Danbury’s Chaski Fest featured a variety of artists and activists, from poets to dance troupes to rock bands and solo acts, interspersed by calls for environmental protection and activism on behalf of the rights of nature. Among the groups and individuals to take the stage was the aforementioned WCSU Drum Circle Club (lead and advised by Dan Mustin, who works in maintenance at WestConn and is an expert hand drummer), local performance poet Atom Rush and his band, Irish and Polynesian dance groups, indie-folk soloist Nicole Jean, and representatives from Connecticut’s Ecuadorian embassy.

Subsidiary groups set up tables on the CityCenter green, one promoting sustainable composting and a striking down of the proposed Trans-Pacific Partnership (or TPP, an economic treaty which is widely agreed to have detrimental effects on the already beleaguered climate system), another where participants could learn yoga from ISKCON members (colloquially known as Hare Krishnas), and one or two stands selling arts and crafts.

Sienna Arpi, a volunteer coordinator working with World Conscious Pact Northeast, reaffirmed Chaski Fest as a “conscious gathering of environmental activists and artists.” Arpi, whose family is from Ecuador, holds environmental issues and cultural preservation close to her heart. She notes that Ecuador is one of the most biodiverse and culturally diverse nations in the world, and enshrined in its constitution is recognition of the “rights of nature.” It is the first country to give recognition to such a liberty, and WCP hopes to promote similar amendments in different countries.

Noted in Chaski Fest’s pamphlet, distributed to participants and attendees, are eight such rights of nature.

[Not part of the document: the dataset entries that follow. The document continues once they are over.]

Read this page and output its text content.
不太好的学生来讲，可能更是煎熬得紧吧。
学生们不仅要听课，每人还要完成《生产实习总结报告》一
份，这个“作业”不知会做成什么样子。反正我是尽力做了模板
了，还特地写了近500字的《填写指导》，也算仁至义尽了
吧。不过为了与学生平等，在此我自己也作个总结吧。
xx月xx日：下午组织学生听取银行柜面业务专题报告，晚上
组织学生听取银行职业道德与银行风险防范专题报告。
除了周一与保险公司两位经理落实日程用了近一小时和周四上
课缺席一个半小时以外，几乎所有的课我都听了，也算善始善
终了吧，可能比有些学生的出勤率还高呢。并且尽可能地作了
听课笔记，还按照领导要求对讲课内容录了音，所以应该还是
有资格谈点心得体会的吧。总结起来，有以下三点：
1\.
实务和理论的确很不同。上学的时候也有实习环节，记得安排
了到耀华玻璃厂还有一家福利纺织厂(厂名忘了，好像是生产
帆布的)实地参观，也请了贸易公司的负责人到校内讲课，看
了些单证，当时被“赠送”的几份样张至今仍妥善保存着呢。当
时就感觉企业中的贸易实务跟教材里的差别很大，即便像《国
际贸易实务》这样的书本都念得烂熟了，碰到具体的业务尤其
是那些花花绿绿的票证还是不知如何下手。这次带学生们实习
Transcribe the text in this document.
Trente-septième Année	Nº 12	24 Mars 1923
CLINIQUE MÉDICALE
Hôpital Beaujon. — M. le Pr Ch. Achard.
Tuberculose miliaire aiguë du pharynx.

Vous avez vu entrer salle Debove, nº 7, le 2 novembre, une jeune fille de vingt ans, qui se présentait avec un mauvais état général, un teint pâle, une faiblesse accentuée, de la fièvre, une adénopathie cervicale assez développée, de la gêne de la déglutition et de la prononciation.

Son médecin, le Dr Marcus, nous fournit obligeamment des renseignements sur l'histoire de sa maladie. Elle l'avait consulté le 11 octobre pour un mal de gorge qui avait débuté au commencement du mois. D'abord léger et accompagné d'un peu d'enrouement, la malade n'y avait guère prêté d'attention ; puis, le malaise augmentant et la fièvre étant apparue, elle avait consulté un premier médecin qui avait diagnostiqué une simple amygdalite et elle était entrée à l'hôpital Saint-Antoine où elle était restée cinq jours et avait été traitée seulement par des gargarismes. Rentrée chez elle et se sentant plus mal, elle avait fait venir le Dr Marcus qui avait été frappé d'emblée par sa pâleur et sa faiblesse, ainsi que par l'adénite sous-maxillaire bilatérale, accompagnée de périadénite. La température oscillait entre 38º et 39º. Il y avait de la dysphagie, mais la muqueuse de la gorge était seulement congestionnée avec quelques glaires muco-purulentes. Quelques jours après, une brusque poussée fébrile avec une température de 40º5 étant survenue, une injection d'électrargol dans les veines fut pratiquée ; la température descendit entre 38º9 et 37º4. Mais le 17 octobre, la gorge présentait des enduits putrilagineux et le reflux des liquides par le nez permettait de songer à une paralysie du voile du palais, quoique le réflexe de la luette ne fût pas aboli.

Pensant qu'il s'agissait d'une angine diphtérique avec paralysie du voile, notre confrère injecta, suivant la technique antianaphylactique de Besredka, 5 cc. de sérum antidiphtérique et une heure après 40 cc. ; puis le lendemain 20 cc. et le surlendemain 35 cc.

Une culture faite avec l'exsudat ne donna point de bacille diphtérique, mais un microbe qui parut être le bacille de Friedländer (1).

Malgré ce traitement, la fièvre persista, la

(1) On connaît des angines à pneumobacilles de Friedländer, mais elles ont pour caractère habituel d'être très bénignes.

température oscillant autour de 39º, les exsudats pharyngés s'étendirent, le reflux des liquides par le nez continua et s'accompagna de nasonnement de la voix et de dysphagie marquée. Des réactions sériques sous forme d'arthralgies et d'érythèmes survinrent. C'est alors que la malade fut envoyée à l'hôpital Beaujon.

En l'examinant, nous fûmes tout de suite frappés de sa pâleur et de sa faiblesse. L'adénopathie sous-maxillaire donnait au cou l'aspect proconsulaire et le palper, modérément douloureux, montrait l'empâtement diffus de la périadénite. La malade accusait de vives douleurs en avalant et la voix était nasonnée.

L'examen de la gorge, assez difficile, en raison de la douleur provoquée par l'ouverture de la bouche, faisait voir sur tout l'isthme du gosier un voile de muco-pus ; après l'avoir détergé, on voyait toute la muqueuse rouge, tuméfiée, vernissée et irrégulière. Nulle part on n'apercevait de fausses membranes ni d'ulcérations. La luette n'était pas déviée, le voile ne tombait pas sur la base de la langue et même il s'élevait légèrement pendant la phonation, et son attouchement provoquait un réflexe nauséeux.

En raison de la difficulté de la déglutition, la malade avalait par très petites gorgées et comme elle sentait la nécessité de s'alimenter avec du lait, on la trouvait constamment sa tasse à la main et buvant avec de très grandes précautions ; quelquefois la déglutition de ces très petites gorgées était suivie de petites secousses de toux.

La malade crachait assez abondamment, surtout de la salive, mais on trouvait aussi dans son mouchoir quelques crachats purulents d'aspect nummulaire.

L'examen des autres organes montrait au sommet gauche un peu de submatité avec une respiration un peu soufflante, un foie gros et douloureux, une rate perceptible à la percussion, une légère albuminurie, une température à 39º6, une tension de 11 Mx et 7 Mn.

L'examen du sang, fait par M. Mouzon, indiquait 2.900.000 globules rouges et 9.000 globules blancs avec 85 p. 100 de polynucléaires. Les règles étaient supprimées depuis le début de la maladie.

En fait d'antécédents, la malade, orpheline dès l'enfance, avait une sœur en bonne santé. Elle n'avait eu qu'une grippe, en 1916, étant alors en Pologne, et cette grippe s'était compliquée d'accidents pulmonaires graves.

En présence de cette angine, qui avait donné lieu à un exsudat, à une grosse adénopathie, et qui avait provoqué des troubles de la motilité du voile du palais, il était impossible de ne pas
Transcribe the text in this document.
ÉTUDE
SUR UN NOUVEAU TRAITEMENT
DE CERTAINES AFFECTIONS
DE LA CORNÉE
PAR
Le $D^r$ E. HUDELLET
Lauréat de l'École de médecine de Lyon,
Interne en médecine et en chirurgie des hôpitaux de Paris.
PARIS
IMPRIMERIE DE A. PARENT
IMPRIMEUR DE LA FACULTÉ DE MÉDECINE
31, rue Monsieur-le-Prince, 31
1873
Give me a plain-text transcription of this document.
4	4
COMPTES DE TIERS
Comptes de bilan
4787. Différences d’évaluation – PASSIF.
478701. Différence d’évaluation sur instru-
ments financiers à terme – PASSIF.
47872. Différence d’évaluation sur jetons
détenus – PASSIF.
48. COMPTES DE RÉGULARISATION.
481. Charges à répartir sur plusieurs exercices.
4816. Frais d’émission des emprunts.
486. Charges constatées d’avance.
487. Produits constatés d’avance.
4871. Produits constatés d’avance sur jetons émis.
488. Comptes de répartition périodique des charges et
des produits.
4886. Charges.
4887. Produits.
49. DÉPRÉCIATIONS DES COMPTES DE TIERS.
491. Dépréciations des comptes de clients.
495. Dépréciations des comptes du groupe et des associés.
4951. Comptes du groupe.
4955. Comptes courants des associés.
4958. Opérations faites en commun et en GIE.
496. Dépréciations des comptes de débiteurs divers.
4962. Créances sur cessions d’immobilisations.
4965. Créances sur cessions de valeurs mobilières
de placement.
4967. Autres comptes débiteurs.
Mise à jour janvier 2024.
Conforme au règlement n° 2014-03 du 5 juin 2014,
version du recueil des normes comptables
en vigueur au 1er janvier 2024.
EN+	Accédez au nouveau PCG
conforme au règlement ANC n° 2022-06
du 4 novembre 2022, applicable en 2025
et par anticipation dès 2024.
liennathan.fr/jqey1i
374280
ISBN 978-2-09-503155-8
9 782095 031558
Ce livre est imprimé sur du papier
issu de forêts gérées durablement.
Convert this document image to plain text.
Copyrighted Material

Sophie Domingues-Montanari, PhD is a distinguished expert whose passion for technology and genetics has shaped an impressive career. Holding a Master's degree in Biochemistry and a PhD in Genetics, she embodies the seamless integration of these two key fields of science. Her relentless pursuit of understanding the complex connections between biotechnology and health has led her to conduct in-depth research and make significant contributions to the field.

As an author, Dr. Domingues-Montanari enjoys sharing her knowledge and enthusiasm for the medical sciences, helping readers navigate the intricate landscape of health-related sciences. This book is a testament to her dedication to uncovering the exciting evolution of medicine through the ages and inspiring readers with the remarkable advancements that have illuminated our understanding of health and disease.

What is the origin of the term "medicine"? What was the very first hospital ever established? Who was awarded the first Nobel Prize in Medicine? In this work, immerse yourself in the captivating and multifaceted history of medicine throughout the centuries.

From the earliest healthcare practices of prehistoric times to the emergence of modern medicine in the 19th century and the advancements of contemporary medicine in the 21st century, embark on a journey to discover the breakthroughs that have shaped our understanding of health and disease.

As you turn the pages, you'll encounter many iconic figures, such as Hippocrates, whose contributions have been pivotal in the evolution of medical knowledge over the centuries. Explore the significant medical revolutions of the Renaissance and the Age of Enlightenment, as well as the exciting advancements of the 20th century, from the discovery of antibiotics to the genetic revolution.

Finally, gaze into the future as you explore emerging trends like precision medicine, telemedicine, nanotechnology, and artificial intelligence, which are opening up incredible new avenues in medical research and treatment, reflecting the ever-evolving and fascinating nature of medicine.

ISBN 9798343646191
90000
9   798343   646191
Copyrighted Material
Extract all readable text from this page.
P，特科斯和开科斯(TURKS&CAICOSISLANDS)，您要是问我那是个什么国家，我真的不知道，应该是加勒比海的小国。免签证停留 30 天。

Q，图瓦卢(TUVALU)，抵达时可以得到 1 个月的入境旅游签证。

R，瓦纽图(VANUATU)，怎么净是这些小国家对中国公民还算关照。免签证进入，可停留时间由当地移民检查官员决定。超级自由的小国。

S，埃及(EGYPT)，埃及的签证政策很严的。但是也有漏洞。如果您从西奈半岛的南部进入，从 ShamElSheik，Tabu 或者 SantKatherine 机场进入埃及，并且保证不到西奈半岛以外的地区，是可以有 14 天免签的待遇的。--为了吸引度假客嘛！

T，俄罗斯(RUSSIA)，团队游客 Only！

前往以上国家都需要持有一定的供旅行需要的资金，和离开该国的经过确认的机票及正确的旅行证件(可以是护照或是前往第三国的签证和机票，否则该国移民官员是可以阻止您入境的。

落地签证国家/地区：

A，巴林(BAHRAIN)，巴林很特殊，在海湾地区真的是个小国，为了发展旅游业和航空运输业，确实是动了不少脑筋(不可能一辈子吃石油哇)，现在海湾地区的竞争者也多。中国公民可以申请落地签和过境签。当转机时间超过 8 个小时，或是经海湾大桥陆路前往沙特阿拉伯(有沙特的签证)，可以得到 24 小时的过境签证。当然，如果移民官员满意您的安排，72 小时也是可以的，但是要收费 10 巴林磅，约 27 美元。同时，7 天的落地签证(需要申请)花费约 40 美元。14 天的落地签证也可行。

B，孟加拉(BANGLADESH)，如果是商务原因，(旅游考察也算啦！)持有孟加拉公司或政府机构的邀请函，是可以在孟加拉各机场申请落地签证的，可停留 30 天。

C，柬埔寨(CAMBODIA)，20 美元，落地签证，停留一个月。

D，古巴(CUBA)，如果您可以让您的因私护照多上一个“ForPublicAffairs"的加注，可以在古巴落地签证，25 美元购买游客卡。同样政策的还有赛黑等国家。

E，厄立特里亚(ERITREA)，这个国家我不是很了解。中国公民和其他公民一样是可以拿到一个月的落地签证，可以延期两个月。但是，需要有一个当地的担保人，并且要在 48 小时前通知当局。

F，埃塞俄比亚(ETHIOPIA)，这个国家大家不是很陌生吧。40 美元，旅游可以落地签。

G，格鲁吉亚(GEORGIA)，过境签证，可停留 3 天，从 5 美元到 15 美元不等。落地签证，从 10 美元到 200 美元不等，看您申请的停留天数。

Briefly, they encompass the recognition of the legal rights of the environment, the protection and free distribution of water resources, the protection of agricultural land and products from pollutants, unnecessary violence, profiteering from the suffering of “men and animals thought (sic) trade, consumption, and entertainment,” reducing the consumption of meat and the detrimental effects the consumption of meat has on the environment, the preservation of original seed stock and prevention of biological patents, informing consumers of product components and ingredients through honest labeling, and the “proper respect for all native communities and their natural surroundings, belongings, culture, autonomy, thinking, and development.”

As Ms. Arpi notes about the collective environmental, ecological, and climatic issues currently facing the world, “we are the last generation that can do something about this.”